Neuropsychiatric disorders from statins

The effects on the central nervous system

Over the years, evidence has emerged supporting the hypothesis that statins, which are effective as primary and secondary prevention of coronary heart disease due to their cholesterol-lowering action,¹ can be beneficial for several diseases affecting the central nervous system, especially Alzheimer's disease.² Although the results of clinical trials evaluating the potential applications of statins in neuropsychiatric disorders have been mixed, there is general agreement that statins may exert pharmacological effects on the central nervous system. These effects could also be harmful and lead to discontinuation of the treatment with statins, a situation that would expose the patient to the risk of cardiovascular events.
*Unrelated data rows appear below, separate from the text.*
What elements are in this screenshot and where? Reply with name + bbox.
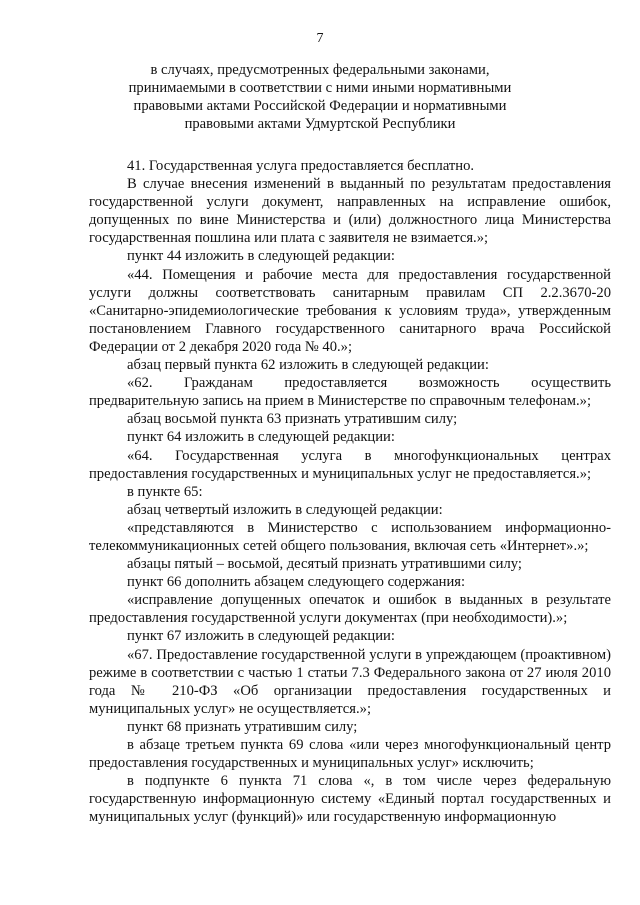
paragraph: абзац первый пункта 62 изложить в следующей редакции: [127, 357, 489, 374]
paragraph: «67. Предоставление государственной услуги в упреждающем (проактивном) режиме в соответствии с частью 1 статьи 7.3 Федерального закона от 27 июля 2010 года № 210-ФЗ «Об организации предоставления государственных и муниципальных услуг» не осуществляется.»; [89, 646, 611, 717]
paragraph: в абзаце третьем пункта 69 слова «или через многофункциональный центр предоставления государственных и муниципальных услуг» исключить; [89, 737, 611, 772]
section-heading [110, 61, 530, 133]
paragraph: «64. Государственная услуга в многофункциональных центрах предоставления государственных и муниципальных услуг не предоставляется.»; [89, 447, 611, 482]
paragraph: пункт 44 изложить в следующей редакции: [127, 248, 395, 265]
page-number: 7 [316, 31, 324, 46]
paragraph: «62. Гражданам предоставляется возможность осуществить предварительную запись на прием в Министерстве по справочным телефонам.»; [89, 375, 611, 410]
heading-line: правовыми актами Удмуртской Республики [184, 116, 456, 133]
paragraph: абзац четвертый изложить в следующей редакции: [127, 501, 443, 518]
paragraph: в пункте 65: [127, 483, 203, 500]
paragraph: «представляются в Министерство с использованием информационно-телекоммуникационных сетей общего пользования, включая сеть «Интернет».»; [89, 519, 611, 554]
paragraph: «исправление допущенных опечаток и ошибок в выданных в результате предоставления государственной услуги документах (при необходимости).»; [89, 592, 611, 627]
paragraph: пункт 64 изложить в следующей редакции: [127, 429, 395, 446]
paragraph: абзац восьмой пункта 63 признать утратившим силу; [127, 411, 458, 428]
heading-line: правовыми актами Российской Федерации и нормативными [133, 98, 507, 115]
document-body [89, 157, 611, 826]
paragraph: «44. Помещения и рабочие места для предоставления государственной услуги должны соответствовать санитарным правилам СП 2.2.3670-20 «Санитарно-эпидемиологические требования к условиям труда», утвержденным постановлением Главного государственного санитарного врача Российской Федерации от 2 декабря 2020 года № 40.»; [89, 266, 611, 355]
paragraph: пункт 68 признать утратившим силу; [127, 718, 358, 735]
paragraph: в подпункте 6 пункта 71 слова «, в том числе через федеральную государственную информационную систему «Единый портал государственных и муниципальных услуг (функций)» или государственную информационную [89, 773, 611, 826]
paragraph: 41. Государственная услуга предоставляется бесплатно. [127, 158, 475, 174]
heading-line: принимаемыми в соответствии с ними иными нормативными [128, 80, 512, 97]
paragraph: пункт 66 дополнить абзацем следующего содержания: [127, 574, 466, 591]
heading-line: в случаях, предусмотренных федеральными законами, [150, 62, 490, 78]
paragraph: абзацы пятый – восьмой, десятый признать утратившими силу; [127, 556, 522, 573]
paragraph: пункт 67 изложить в следующей редакции: [127, 628, 395, 645]
paragraph: В случае внесения изменений в выданный по результатам предоставления государственной услуги документ, направленных на исправление ошибок, допущенных по вине Министерства и (или) должностного лица Министерства государственная пошлина или плата с заявителя не взимается.»; [89, 176, 611, 247]
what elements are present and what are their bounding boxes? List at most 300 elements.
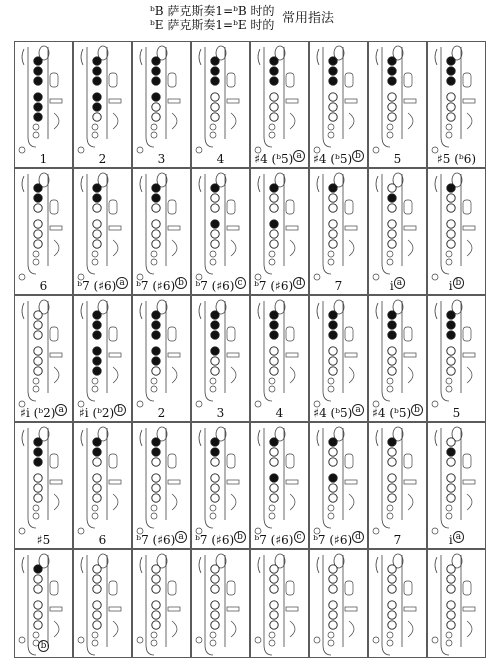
tone-hole-key [152,357,160,365]
fingering-cell [14,549,73,658]
tone-hole-key [447,448,455,456]
fingering-cell [368,168,427,295]
tone-hole-key [34,494,42,502]
tone-hole-key [211,321,219,329]
note-name: ♯i (ᵇ2) [20,406,56,420]
tone-hole-key [329,113,337,121]
tone-hole-key [270,194,278,202]
tone-hole-key [211,331,219,339]
tone-hole-key [388,204,396,212]
tone-hole-key [329,57,337,65]
note-label [368,152,427,166]
tone-hole-key [447,184,455,192]
fingering-diagram [132,549,191,658]
tone-hole-key [93,77,101,85]
tone-hole-key [388,220,396,228]
tone-hole-key [93,311,101,319]
tone-hole-key [270,458,278,466]
tone-hole-key [270,565,278,573]
tone-hole-key [388,311,396,319]
fingering-cell [132,549,191,658]
tone-hole-key [270,113,278,121]
note-name: 3 [216,406,225,420]
fingering-diagram [132,168,191,295]
note-label [309,406,368,420]
tone-hole-key [211,494,219,502]
tone-hole-key [34,67,42,75]
tone-hole-key [93,367,101,375]
fingering-grid [14,41,486,658]
tone-hole-key [34,321,42,329]
tone-hole-key [270,438,278,446]
fingering-cell [132,41,191,168]
tone-hole-key [34,611,42,619]
tone-hole-key [447,494,455,502]
fingering-diagram [427,41,486,168]
tone-hole-key [211,204,219,212]
note-name: ♯4 (ᵇ5) [313,152,353,166]
tone-hole-key [447,474,455,482]
variant-mark: a [293,150,304,162]
fingering-cell [191,549,250,658]
fingering-cell [73,549,132,658]
tone-hole-key [447,311,455,319]
note-name: ᵇ7 (♯6) [254,279,294,293]
tone-hole-key [211,347,219,355]
fingering-cell [368,422,427,549]
tone-hole-key [447,357,455,365]
tone-hole-key [211,367,219,375]
note-name: ♯5 [36,533,51,547]
tone-hole-key [329,230,337,238]
note-name: 2 [98,152,107,166]
fingering-diagram [14,295,73,422]
header-line-bb: ᵇB 萨克斯奏1=ᵇB 时的 [150,4,275,18]
variant-mark: b [453,277,465,289]
tone-hole-key [34,438,42,446]
tone-hole-key [34,240,42,248]
tone-hole-key [270,93,278,101]
tone-hole-key [329,565,337,573]
tone-hole-key [34,448,42,456]
note-name: ♯4 (ᵇ5) [372,406,412,420]
tone-hole-key [388,77,396,85]
fingering-diagram [250,41,309,168]
tone-hole-key [447,585,455,593]
fingering-diagram [427,549,486,658]
tone-hole-key [152,575,160,583]
fingering-diagram [309,41,368,168]
tone-hole-key [270,67,278,75]
variant-mark: b [175,277,187,289]
tone-hole-key [270,357,278,365]
note-name: ᵇ7 (♯6) [195,279,235,293]
fingering-diagram [250,422,309,549]
fingering-diagram [73,422,132,549]
fingering-diagram [73,41,132,168]
tone-hole-key [388,611,396,619]
fingering-cell [14,168,73,295]
note-name: 5 [452,406,461,420]
fingering-cell [191,168,250,295]
tone-hole-key [152,57,160,65]
tone-hole-key [388,331,396,339]
variant-mark: a [116,277,127,289]
tone-hole-key [329,621,337,629]
tone-hole-key [270,448,278,456]
tone-hole-key [388,113,396,121]
tone-hole-key [34,230,42,238]
note-name: ᵇ7 (♯6) [77,279,117,293]
fingering-cell [250,168,309,295]
tone-hole-key [93,357,101,365]
fingering-diagram [191,168,250,295]
tone-hole-key [93,93,101,101]
tone-hole-key [388,585,396,593]
tone-hole-key [93,230,101,238]
variant-mark: a [352,404,363,416]
fingering-cell [73,168,132,295]
note-label [191,533,250,547]
tone-hole-key [329,611,337,619]
fingering-diagram [73,549,132,658]
fingering-diagram [309,422,368,549]
tone-hole-key [270,494,278,502]
tone-hole-key [270,611,278,619]
fingering-cell [427,549,486,658]
tone-hole-key [211,184,219,192]
fingering-diagram [427,295,486,422]
tone-hole-key [34,93,42,101]
tone-hole-key [152,484,160,492]
tone-hole-key [93,494,101,502]
tone-hole-key [388,621,396,629]
tone-hole-key [447,458,455,466]
note-label [14,406,73,420]
tone-hole-key [388,194,396,202]
note-name: 4 [216,152,225,166]
note-label [191,279,250,293]
note-name: ♯4 (ᵇ5) [254,152,294,166]
tone-hole-key [34,77,42,85]
tone-hole-key [93,347,101,355]
tone-hole-key [270,484,278,492]
note-label [250,279,309,293]
fingering-diagram [14,168,73,295]
note-label [250,406,309,420]
tone-hole-key [447,331,455,339]
tone-hole-key [152,621,160,629]
tone-hole-key [211,621,219,629]
tone-hole-key [93,204,101,212]
note-name: ♯5 (ᵇ6) [436,152,477,166]
fingering-cell [427,295,486,422]
tone-hole-key [34,474,42,482]
fingering-cell [73,422,132,549]
tone-hole-key [211,474,219,482]
tone-hole-key [447,57,455,65]
tone-hole-key [211,311,219,319]
tone-hole-key [447,347,455,355]
tone-hole-key [34,311,42,319]
tone-hole-key [270,311,278,319]
fingering-diagram [191,295,250,422]
tone-hole-key [447,77,455,85]
tone-hole-key [329,601,337,609]
tone-hole-key [34,585,42,593]
note-name: ᵇ7 (♯6) [195,533,235,547]
variant-mark: b [411,404,423,416]
note-label [73,279,132,293]
tone-hole-key [329,484,337,492]
tone-hole-key [388,184,396,192]
fingering-diagram [14,422,73,549]
tone-hole-key [329,220,337,228]
tone-hole-key [329,184,337,192]
tone-hole-key [211,57,219,65]
tone-hole-key [34,367,42,375]
tone-hole-key [329,494,337,502]
note-name: ᵇ7 (♯6) [313,533,353,547]
tone-hole-key [93,113,101,121]
fingering-cell [14,295,73,422]
tone-hole-key [447,438,455,446]
tone-hole-key [34,575,42,583]
tone-hole-key [152,220,160,228]
fingering-cell [368,549,427,658]
fingering-cell [250,41,309,168]
fingering-cell [427,422,486,549]
note-label [368,533,427,547]
fingering-cell [309,168,368,295]
tone-hole-key [329,367,337,375]
note-label [309,152,368,166]
tone-hole-key [152,311,160,319]
tone-hole-key [93,585,101,593]
note-name: 3 [157,152,166,166]
fingering-cell [191,41,250,168]
fingering-diagram [368,41,427,168]
tone-hole-key [93,194,101,202]
page-title: 常用指法 [282,11,335,26]
tone-hole-key [93,474,101,482]
tone-hole-key [329,321,337,329]
note-name: i [448,533,453,547]
tone-hole-key [329,204,337,212]
tone-hole-key [152,448,160,456]
note-name: 6 [39,279,48,293]
note-name: 2 [157,406,166,420]
tone-hole-key [152,113,160,121]
tone-hole-key [93,321,101,329]
tone-hole-key [93,565,101,573]
fingering-cell [309,549,368,658]
tone-hole-key [211,438,219,446]
tone-hole-key [447,113,455,121]
fingering-diagram [73,168,132,295]
note-label [132,533,191,547]
tone-hole-key [34,103,42,111]
tone-hole-key [329,585,337,593]
note-label [250,533,309,547]
tone-hole-key [93,448,101,456]
tone-hole-key [211,240,219,248]
fingering-diagram [309,295,368,422]
note-label [368,406,427,420]
note-label [250,152,309,166]
tone-hole-key [211,585,219,593]
note-label [73,406,132,420]
tone-hole-key [447,321,455,329]
tone-hole-key [388,67,396,75]
variant-mark: b [352,150,364,162]
note-name: ᵇ7 (♯6) [136,279,176,293]
fingering-diagram [191,422,250,549]
note-label [132,406,191,420]
tone-hole-key [152,331,160,339]
header-line-eb: ᵇE 萨克斯奏1=ᵇE 时的 [150,18,275,32]
tone-hole-key [329,93,337,101]
tone-hole-key [388,438,396,446]
tone-hole-key [447,611,455,619]
tone-hole-key [270,103,278,111]
tone-hole-key [211,575,219,583]
tone-hole-key [270,601,278,609]
variant-mark: d [293,277,305,289]
variant-mark: c [235,277,246,289]
tone-hole-key [388,458,396,466]
variant-mark: b [234,531,246,543]
tone-hole-key [388,575,396,583]
fingering-diagram [191,549,250,658]
tone-hole-key [34,621,42,629]
tone-hole-key [329,77,337,85]
fingering-cell [250,422,309,549]
tone-hole-key [270,621,278,629]
tone-hole-key [34,204,42,212]
tone-hole-key [34,347,42,355]
tone-hole-key [447,204,455,212]
fingering-cell [191,295,250,422]
fingering-diagram [14,41,73,168]
variant-mark: a [453,531,464,543]
tone-hole-key [270,367,278,375]
fingering-diagram [368,422,427,549]
fingering-cell [309,422,368,549]
tone-hole-key [93,103,101,111]
tone-hole-key [447,484,455,492]
variant-mark: b [114,404,126,416]
tone-hole-key [152,230,160,238]
tone-hole-key [447,367,455,375]
tone-hole-key [152,601,160,609]
tone-hole-key [447,240,455,248]
tone-hole-key [329,331,337,339]
tone-hole-key [152,438,160,446]
note-label [427,533,486,547]
fingering-diagram [250,168,309,295]
tone-hole-key [34,57,42,65]
fingering-diagram [132,41,191,168]
tone-hole-key [93,458,101,466]
tone-hole-key [34,357,42,365]
fingering-diagram [427,422,486,549]
tone-hole-key [93,438,101,446]
tone-hole-key [270,331,278,339]
tone-hole-key [388,93,396,101]
tone-hole-key [152,494,160,502]
tone-hole-key [388,57,396,65]
tone-hole-key [152,204,160,212]
tone-hole-key [152,194,160,202]
tone-hole-key [388,601,396,609]
fingering-diagram [309,168,368,295]
tone-hole-key [270,220,278,228]
fingering-diagram [132,422,191,549]
tone-hole-key [93,601,101,609]
fingering-cell [250,549,309,658]
tone-hole-key [329,474,337,482]
fingering-diagram [132,295,191,422]
tone-hole-key [447,565,455,573]
tone-hole-key [211,601,219,609]
chart-header [0,0,489,38]
tone-hole-key [270,474,278,482]
note-label [14,152,73,166]
tone-hole-key [447,621,455,629]
tone-hole-key [152,67,160,75]
fingering-cell [14,422,73,549]
fingering-cell [309,41,368,168]
tone-hole-key [447,575,455,583]
fingering-cell [427,41,486,168]
tone-hole-key [447,194,455,202]
fingering-cell [132,168,191,295]
note-name: ᵇ7 (♯6) [254,533,294,547]
note-label [191,406,250,420]
tone-hole-key [270,347,278,355]
tone-hole-key [270,321,278,329]
note-name: 7 [334,279,343,293]
note-label [309,279,368,293]
variant-mark: d [352,531,364,543]
tone-hole-key [270,57,278,65]
note-name: ᵇ7 (♯6) [136,533,176,547]
note-name: i [389,279,394,293]
tone-hole-key [152,321,160,329]
note-label [309,533,368,547]
tone-hole-key [329,438,337,446]
fingering-diagram [368,549,427,658]
note-name: ♯i (ᵇ2) [78,406,115,420]
tone-hole-key [270,575,278,583]
note-label [14,642,73,656]
note-label [368,279,427,293]
tone-hole-key [211,484,219,492]
tone-hole-key [152,103,160,111]
fingering-diagram [191,41,250,168]
note-label [14,533,73,547]
tone-hole-key [93,57,101,65]
fingering-cell [73,295,132,422]
tone-hole-key [93,240,101,248]
tone-hole-key [270,77,278,85]
tone-hole-key [211,230,219,238]
tone-hole-key [152,611,160,619]
tone-hole-key [329,311,337,319]
tone-hole-key [329,103,337,111]
tone-hole-key [329,575,337,583]
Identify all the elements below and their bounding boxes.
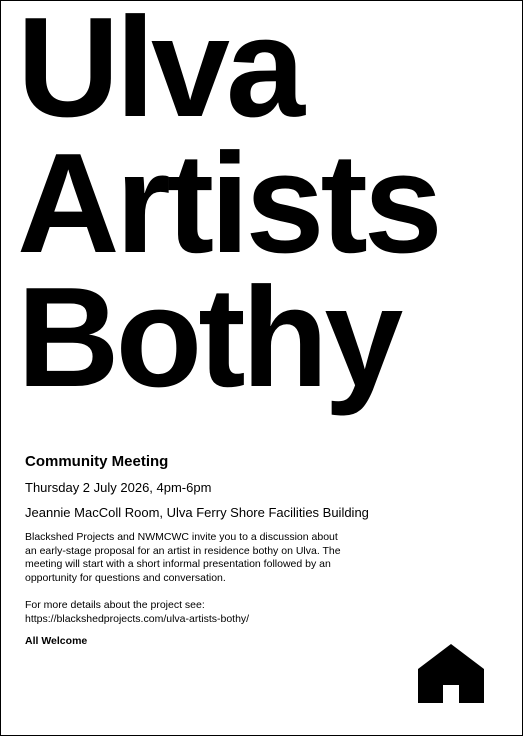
project-details xyxy=(25,599,385,626)
description-line: an early-stage proposal for an artist in residence bothy on Ulva. The xyxy=(25,544,341,557)
description-line: Blackshed Projects and NWMCWC invite you to a discussion about xyxy=(25,531,338,543)
headline-line-2: Artists xyxy=(17,124,439,283)
meeting-title: Community Meeting xyxy=(25,453,169,470)
project-url[interactable]: https://blackshedprojects.com/ulva-artists-bothy/ xyxy=(25,612,250,625)
meeting-venue: Jeannie MacColl Room, Ulva Ferry Shore Facilities Building xyxy=(25,505,369,520)
meeting-date-time: Thursday 2 July 2026, 4pm-6pm xyxy=(25,480,212,495)
description-line: opportunity for questions and conversation. xyxy=(25,571,226,584)
description-line: meeting will start with a short informal presentation followed by an xyxy=(25,558,331,570)
details-intro: For more details about the project see: xyxy=(25,599,205,611)
headline-line-3: Bothy xyxy=(17,258,400,417)
headline-line-1: Ulva xyxy=(17,0,301,147)
all-welcome: All Welcome xyxy=(25,635,88,647)
meeting-description xyxy=(25,531,380,585)
house-icon xyxy=(417,643,485,703)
The neuropsychiatric damage

A review³ focused on the evidence regarding the neuropsychiatric damage caused by statins. The first evidence of adverse central effects (depressive symptoms, suicidal and obsessive thoughts) associated with the use of statins have emerged from case reports. Subsequently, data from national registers detailing spontaneous reporting of adverse reactions have noted the emergence of a plethora of psychiatric symptoms in relation to the use of statins; in New Zealand in particular,4 there have been 203 reports of psychiatric events associated with statins, which included 67 adverse events classified as mood disorders, 30 as cognitive disorders, 51 as sleep disorders, 14 as disorders of perception and 107 as other reactions (asthenia, fatigue, lethargy, malaise, drowsiness and fatigue).
For Italy, an analysis was made of 60 reports of psychiatric disorders associated with statins in the database of the Italian Medicines Agency (AIFA) (4.3% of total reported reactions to simvastatin, atorvastatin, fluvastatin, pravastatin, rosuvastatin and lovastatin).5 An analysis of the disproportion of these Italian data did not, however, reveal a particular risk of reporting psychiatric events for statins (adjusted ROR: 0.7, 95% confidence interval from 0.6 to 1.0) with the exception of a certain risk of reporting insomnia (adjusted ROR: 3.3, 95% confidence interval from 1.9 to 5.7).
Randomised clinical trials and observational studies have attempted to assess the effects of statins on behaviour and mood using outcomes including aggression, anger, anxiety, depression, hostility, impulsivity and altered moods.3 Most of these studies did not observe positive or negative psychiatric effects, while specific risks for particular statins were only detected in some of them (for example, risk of resorting to the use of antidepressants during treatment with simvastatin: 1.59, 95% confidence interval from 1.08 to 2.45).6 Alteration of cognitive functions was mainly observed in descriptive studies, but only rarely demonstrated in analytical studies. The same considerations also apply to sleep disorders and sexual dysfunction.³
The neuropsychiatric adverse reactions of statins appear to be rare, unpreventable events that are observed more often in sensitive patients who are likely to have subclinical alterations in neurotransmission. The data available do not allow us to determine whether factors such as age or previous history of psychiatric disorders may be considered risk factors for the development of these events.³

The pharmacological explanation

The pharmacological mechanisms hypothesised to explain these effects are multiple, and not mutually exclusive. These effects are class effects and dose-dependent. In some cases, they have been reported for other lipid-lowering drugs. It is likely (but has to be confirmed) that they occur more often with lipophilic statins. In most cases, neuropsychiatric side effects attributed to statins are resolved spontaneously after discontinuation of the treatment or the introduction of a specific diet rich in omega-3.³

What can be done?

When looking at these adverse reactions, it is nevertheless important to ensure the cholesterol lowering medication, especially in secondary prevention. It is therefore appropriate to consider the following possibilities:³

• Since in many cases these events are transient and resolved with the continuation of therapy, in cases where the neuropsychiatric manifestations are mild and the patient appears to be able to tolerate them, the treatment with statins can be maintained at least for a period;
• If the neuropsychiatric symptoms are moderate to severe, an attempt can be made to resolve them by replacing the statin with another statin that is preferably less lipophilic;
• Since there is evidence to support a dose-dependency, reduction of the dose should be considered prior to definitive discontinuation of the statin treatment;
• The use of omega-3 fatty acids can be evaluated both as prophylaxis or treatment;
• There is no evidence that the use of psychotropic drugs can resolve the events. Therefore, it is only appropriate to use medication for particularly serious and persistent symptoms.